Dari obrolan yang tidak nyambung itulah maka ada tawa yang lepas di antara kita bertiga. Dan dari tawa itulah kita bertiga sadar tentang eksistensi diri, tentang ‘ada’-nya kita:  kita tertawa maka kita ada.
kita bertiga merasa luar biasa, sedikit bisa mebusungkan dada dan menyombongkan diri pada alam, meskipun mata masih terasa mengantuk. Artinya, kita tidak harus menunggu berpikir dulu, seperti Descartes, untuk mengetahui eksistensi dirinya. Atau ‘memilih’ (Choose)  dulu, seperti Kierkegard, untuk mengetahui bahwa dirinya ‘ada’. Atau ‘menulis’ terlebih dahulu, seperti yang sering dikatakan kawan-kawan penulis, untuk menyadari keberadaan dirinya. kita bertiga hanya cukup sekedar tertawa, maka inilah kita.
Namanya juga orang mengantuk, agak mirip dengan orang sedikit mabuk. Obrolan kita tentang banyak hal. Pertama, tentang perempuan yang sedang ditemani cowok di meja belakang sana, dekat tempat koki burjo memasak. Perempuan yang membuat kita bertiga benar-benar percaya bahwa empirisme tidak seratus persen benar. Dari jauh perempuan itu tampak begitu menggoda, tapi saat lewat di samping meja makan kita, sungguh tidak sesuai dengan yang Obenk pikirkan.

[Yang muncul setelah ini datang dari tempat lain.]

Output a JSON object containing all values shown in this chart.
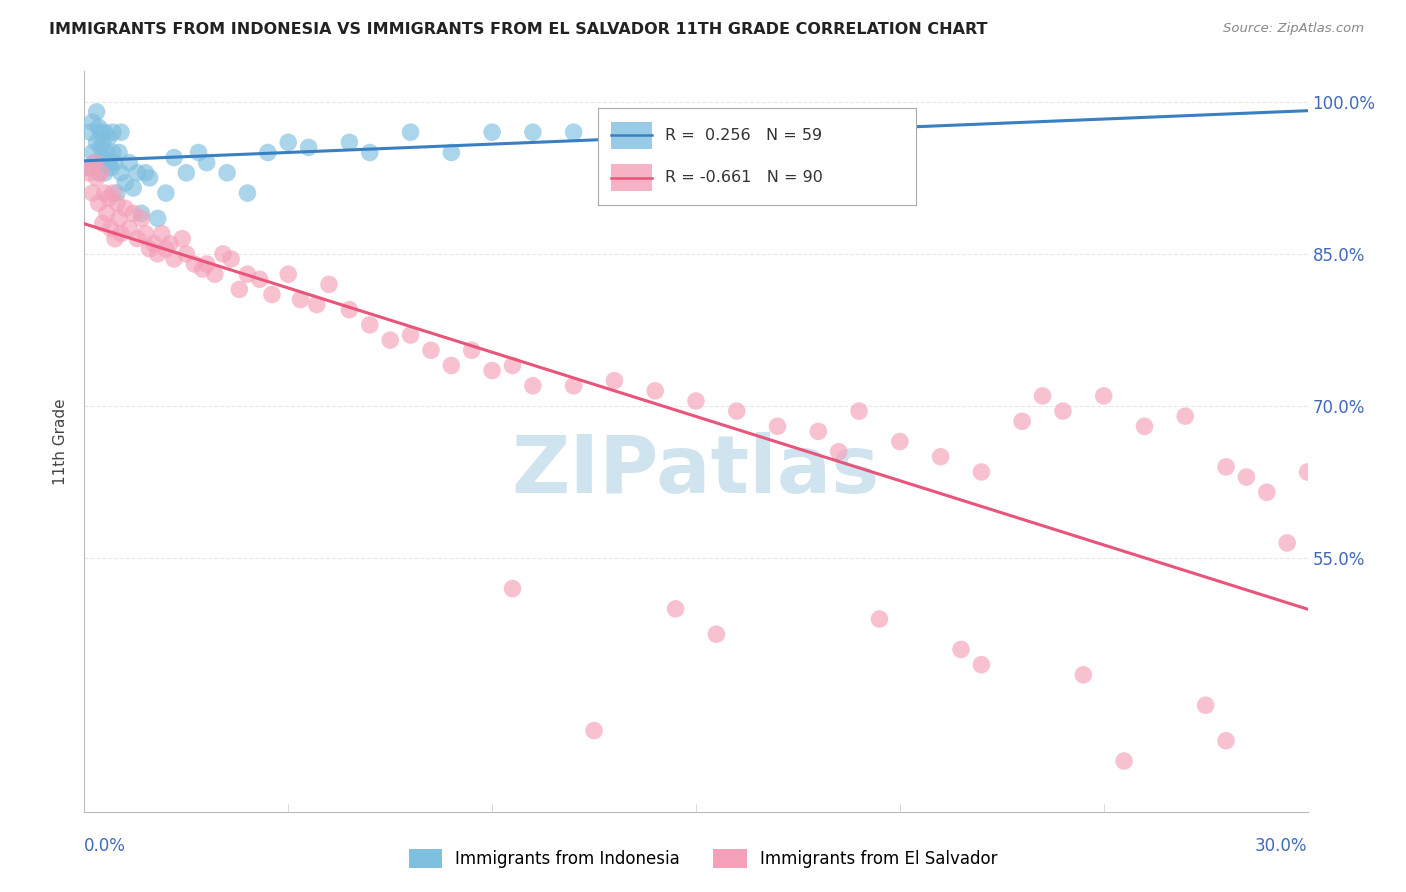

Kedua, tentang teman-teman yang sudah mau lulus. Tentang teman-teman yang dari kemarin berlomba-lomba menyelesaikan materi. Ingatlah, perjuangan masih belum selesai. Sebuah pesan dari Band The Panas Dalam, “Di mana ada kemauan, di situ ada jalan. Di mana ada kemaluan, di situ ada persoalan.”
Ya, hanya itu. Aku mau pulang! Eh, Ketiga, kita membicarakan tentang kita sendiri.